Life remains a challenge for quake survivors
According to official figures, 600,000 homes need to be built in rural areas and 30,000 in urban areas to shelter the homeless.india Updated: Oct 06, 2006 19:06 IST
One year after the October 2005 earthquake, life for the affected people in Pakistan's quake-hit areas remains a big challenge.
In spite of a huge hullabaloo about the relief and rehabilitation measures in quake-hit areas, the reality is that thousands of people in these areas continue to live without permanent shelters and have to face yet another harsh cold winter without basic necessities of life.
The remains of landslide due to the earthquake still exist in the mountain like scars embedded on healthy skin.
Even after twelve months, survivors continue to live in relief tents or shelters made from corrugated iron.
There is little change in Muzaffarabad, capital of Pakistani Kashmir, where more than 36,000 were killed in the earthquake.
A large number of makeshift shelters sit in the rubbles of the destroyed houses in Rawalakot, Bagh, Mansehra, Chakothi and Muzaffarabad.
Relief tents stand on top of the skeletal remains of buildings.
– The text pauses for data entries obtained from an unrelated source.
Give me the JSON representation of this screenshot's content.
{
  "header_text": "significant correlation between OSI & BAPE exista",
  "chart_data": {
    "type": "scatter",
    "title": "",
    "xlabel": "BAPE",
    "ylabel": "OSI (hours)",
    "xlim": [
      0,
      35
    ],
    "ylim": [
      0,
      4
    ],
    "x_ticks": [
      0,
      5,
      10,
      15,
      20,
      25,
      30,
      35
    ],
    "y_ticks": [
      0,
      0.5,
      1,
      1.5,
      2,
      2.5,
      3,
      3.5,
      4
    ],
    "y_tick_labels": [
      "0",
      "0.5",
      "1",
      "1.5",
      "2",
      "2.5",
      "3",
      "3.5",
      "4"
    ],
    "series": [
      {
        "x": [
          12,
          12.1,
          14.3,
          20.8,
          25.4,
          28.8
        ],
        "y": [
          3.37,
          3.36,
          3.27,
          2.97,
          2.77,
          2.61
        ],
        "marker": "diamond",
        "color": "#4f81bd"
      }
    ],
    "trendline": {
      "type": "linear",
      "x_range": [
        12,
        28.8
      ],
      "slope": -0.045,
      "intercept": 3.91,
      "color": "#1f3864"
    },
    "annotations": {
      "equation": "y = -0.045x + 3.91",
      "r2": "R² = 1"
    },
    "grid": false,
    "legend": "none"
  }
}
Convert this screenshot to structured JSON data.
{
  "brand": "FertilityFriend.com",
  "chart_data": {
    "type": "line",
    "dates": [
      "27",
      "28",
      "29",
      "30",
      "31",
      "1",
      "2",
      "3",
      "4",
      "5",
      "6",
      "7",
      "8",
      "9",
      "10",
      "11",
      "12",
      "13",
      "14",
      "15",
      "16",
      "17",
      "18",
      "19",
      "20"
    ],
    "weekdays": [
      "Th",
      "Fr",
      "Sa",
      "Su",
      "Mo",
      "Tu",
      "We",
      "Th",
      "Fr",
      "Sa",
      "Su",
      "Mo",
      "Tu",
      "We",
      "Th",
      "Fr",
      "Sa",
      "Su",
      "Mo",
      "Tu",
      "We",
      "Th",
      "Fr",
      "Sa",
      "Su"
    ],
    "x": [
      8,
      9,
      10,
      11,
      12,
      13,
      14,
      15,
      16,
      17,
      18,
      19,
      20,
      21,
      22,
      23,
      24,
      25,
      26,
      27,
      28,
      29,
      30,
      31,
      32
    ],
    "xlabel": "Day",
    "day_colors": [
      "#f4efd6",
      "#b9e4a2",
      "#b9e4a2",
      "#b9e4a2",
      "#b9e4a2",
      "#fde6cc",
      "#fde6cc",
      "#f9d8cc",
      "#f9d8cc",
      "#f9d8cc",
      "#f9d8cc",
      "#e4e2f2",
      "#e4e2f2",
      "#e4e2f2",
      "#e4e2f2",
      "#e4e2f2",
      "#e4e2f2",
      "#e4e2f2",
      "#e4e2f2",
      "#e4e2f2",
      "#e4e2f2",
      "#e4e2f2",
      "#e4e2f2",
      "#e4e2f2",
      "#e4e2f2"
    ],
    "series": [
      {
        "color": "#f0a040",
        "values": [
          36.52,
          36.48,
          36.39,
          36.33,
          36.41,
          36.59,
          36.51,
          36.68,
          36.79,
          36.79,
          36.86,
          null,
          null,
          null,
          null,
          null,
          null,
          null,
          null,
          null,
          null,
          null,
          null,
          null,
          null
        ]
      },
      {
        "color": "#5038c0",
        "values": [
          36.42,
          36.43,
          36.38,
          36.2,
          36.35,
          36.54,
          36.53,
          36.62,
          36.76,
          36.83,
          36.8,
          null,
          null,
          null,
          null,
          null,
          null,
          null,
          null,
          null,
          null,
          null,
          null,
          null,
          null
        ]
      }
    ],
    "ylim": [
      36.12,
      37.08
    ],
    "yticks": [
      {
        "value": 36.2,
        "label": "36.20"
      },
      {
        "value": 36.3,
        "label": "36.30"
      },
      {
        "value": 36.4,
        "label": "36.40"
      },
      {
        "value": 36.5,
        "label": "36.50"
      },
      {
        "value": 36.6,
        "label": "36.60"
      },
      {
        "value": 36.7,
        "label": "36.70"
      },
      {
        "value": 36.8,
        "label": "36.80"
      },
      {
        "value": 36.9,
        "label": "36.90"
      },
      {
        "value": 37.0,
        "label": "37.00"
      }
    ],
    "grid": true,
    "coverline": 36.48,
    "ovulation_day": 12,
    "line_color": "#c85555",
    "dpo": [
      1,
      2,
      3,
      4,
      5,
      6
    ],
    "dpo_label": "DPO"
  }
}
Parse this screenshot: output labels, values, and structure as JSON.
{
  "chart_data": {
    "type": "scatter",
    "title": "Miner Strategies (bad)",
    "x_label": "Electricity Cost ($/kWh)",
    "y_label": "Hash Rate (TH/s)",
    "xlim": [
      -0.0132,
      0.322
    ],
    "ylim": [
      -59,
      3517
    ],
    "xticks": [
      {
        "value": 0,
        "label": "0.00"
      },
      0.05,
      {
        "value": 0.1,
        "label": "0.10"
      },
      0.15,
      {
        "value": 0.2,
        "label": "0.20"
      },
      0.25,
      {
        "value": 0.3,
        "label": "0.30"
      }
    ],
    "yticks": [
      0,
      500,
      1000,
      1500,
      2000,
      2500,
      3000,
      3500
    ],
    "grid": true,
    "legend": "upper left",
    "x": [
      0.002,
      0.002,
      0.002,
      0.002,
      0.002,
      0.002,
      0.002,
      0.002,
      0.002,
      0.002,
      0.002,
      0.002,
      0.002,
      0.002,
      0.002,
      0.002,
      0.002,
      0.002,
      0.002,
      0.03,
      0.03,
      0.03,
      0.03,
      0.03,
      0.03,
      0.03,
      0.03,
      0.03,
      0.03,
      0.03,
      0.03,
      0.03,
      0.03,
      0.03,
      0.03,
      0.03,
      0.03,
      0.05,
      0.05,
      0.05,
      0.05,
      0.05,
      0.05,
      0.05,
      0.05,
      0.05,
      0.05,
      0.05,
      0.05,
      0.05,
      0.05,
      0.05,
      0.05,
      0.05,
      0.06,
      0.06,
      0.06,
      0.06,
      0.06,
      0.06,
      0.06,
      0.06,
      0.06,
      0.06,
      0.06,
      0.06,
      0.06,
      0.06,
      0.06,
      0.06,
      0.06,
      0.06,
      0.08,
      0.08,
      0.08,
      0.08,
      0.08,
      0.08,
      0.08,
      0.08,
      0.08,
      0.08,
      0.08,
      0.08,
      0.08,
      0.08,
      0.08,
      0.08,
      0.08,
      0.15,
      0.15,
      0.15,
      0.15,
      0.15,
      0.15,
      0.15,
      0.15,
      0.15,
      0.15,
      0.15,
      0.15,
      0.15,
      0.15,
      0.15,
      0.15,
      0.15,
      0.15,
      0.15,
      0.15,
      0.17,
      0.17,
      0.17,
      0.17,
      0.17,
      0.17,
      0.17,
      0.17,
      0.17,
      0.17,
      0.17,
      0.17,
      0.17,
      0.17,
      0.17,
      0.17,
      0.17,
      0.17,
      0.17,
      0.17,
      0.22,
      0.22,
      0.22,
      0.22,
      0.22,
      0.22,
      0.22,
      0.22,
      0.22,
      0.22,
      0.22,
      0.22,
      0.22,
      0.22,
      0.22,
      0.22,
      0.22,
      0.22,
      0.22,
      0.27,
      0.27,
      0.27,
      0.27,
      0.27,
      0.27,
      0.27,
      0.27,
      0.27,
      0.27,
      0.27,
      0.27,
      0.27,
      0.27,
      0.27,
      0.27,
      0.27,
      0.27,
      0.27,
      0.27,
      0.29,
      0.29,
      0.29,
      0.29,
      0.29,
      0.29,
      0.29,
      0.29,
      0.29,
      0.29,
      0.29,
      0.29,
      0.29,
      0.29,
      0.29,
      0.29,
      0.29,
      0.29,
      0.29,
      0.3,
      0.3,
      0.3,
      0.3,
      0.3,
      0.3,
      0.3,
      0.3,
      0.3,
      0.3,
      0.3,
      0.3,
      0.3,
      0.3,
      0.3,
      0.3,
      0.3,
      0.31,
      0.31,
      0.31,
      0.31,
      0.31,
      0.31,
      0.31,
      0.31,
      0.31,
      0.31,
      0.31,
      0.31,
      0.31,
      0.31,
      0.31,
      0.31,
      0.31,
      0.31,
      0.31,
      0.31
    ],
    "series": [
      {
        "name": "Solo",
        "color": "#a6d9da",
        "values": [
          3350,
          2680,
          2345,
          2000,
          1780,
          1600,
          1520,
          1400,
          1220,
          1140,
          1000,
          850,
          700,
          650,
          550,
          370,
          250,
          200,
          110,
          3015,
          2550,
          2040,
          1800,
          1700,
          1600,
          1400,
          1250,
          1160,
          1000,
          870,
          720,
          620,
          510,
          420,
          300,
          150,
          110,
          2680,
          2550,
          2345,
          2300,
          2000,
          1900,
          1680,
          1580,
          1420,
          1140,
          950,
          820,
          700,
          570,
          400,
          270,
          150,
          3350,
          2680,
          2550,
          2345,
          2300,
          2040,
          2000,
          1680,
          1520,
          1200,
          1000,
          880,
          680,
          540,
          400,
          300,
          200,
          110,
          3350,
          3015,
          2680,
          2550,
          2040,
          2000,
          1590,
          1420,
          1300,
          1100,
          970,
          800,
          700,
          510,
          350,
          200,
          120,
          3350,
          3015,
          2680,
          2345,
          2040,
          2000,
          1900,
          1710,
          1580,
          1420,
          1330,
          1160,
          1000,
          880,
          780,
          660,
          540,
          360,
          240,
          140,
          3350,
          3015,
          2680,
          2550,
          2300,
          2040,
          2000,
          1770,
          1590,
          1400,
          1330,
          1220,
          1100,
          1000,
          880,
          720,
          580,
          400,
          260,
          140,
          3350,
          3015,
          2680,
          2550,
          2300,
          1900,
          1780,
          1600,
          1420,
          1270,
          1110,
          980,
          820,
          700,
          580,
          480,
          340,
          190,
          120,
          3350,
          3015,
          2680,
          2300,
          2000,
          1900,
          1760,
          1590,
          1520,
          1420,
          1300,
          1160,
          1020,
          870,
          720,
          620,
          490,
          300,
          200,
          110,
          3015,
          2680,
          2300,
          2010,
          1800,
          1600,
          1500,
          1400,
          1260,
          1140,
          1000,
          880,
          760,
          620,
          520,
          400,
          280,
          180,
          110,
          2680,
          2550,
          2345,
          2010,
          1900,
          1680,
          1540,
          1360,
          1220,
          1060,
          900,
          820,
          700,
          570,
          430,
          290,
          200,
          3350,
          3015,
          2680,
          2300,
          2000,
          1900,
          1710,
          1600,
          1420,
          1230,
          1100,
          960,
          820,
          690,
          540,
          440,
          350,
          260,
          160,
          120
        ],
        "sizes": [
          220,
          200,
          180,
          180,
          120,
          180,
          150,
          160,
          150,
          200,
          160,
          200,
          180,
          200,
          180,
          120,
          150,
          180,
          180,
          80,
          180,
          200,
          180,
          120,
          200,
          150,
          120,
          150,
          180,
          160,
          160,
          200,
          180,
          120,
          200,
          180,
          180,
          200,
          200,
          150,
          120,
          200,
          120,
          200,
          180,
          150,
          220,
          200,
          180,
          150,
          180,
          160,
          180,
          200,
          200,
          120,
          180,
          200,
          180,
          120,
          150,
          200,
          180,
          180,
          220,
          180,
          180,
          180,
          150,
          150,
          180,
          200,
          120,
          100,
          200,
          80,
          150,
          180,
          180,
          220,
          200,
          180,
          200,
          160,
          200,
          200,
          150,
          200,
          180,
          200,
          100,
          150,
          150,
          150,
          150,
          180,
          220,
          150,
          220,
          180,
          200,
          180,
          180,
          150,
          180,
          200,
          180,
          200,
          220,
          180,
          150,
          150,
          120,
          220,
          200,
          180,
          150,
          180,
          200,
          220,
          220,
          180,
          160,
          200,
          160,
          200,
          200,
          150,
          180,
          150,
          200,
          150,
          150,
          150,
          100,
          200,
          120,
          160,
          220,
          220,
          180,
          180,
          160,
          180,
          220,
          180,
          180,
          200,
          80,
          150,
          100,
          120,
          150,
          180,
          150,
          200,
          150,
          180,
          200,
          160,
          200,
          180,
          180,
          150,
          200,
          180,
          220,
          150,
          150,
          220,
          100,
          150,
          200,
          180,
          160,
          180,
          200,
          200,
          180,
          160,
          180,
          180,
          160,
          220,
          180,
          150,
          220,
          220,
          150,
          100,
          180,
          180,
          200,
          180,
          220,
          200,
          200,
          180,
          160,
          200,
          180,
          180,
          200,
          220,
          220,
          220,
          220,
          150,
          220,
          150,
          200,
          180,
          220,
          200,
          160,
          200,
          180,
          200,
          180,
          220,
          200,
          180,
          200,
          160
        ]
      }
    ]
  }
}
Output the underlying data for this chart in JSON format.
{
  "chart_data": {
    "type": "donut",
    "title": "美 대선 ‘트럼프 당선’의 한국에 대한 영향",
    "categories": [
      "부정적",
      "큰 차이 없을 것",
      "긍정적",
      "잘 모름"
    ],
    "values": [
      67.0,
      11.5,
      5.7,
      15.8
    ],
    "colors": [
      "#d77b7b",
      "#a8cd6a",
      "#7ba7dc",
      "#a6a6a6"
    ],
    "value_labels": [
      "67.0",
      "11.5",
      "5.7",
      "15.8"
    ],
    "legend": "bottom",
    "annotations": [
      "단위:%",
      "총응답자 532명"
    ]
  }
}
Dust and exposed iron rods are a permanent feature and some buildings still lie where they fell.
According to Pakistani official figures, 600,000 homes need to be built in rural areas and 30,000 in urban areas to shelter the homeless.
According to official figures, around 76,000 people died in the quake, which struck North West Frontier Province and Pakistani Kashmir on Oct 8 last year that left 3.3 million homeless.
Musarat, the head of the Government High School for Girls in Chakothi, wiped away tears on the edge of her headscarf when she talked about last October's terrible experience.
Though she had been buried deep in the rubbles for seven hours she was lucky to have survived.
But her seven students and three teachers were not so lucky.
Musarat said that she could never forget the children and adults outside her school crying and trying to find each other amidst collapsing walls and falling rubble.
She said that the main challenge after the earthquake was to help young children get over their trauma.
"Of course there is some sort of psychological effect on their mind, but what we have to do is to lead them out of grief and make their life normal," Musarat said.
Now a new school with 10 classrooms, staff rooms, library and labs are being set up. Local workers are engaged in rebuilding the school.
Musarat said that though some workers are busy rebuilding their own houses, "they come here to help us in order to get it inaugurated on the day of the earthquake anniversary."
Looking ahead she said, "I believe the future will be better."
There is a sign of significant progress, the corrugated-iron university, paid for by a charity, which will be operational in two months time.
In Muzaffarabad and other towns, Pakistanis are trying to pick up where they left off before the quake struck.
Business in markets on the roadside continues to boom. Residents can be seen searching for essentials such as tea, rice, vegetables, fruits and meat.
A vegetable vendor, who lived in a village near Muzaffarabad, said, "If I can work, I should work. It's better to work than to wait in line and accept aid."
"We will restore the beauty of our hometown, but we need time," Deputy Chairman of Earthquake Rehabilitation and Reconstruction Authority (ERRA) Ahmed Nadeem told Xinhua after a visit to areas ravaged by the earthquake.
"The biggest problem has been managing the expectations. Everybody thinks this work should have been done yesterday," he said.
A year after the disaster, challenges remain, but the longing for new life has emerged among the affected. The "tragedy should be diverted into an opportunity," Chairman of ERRA Altaf Saleem said.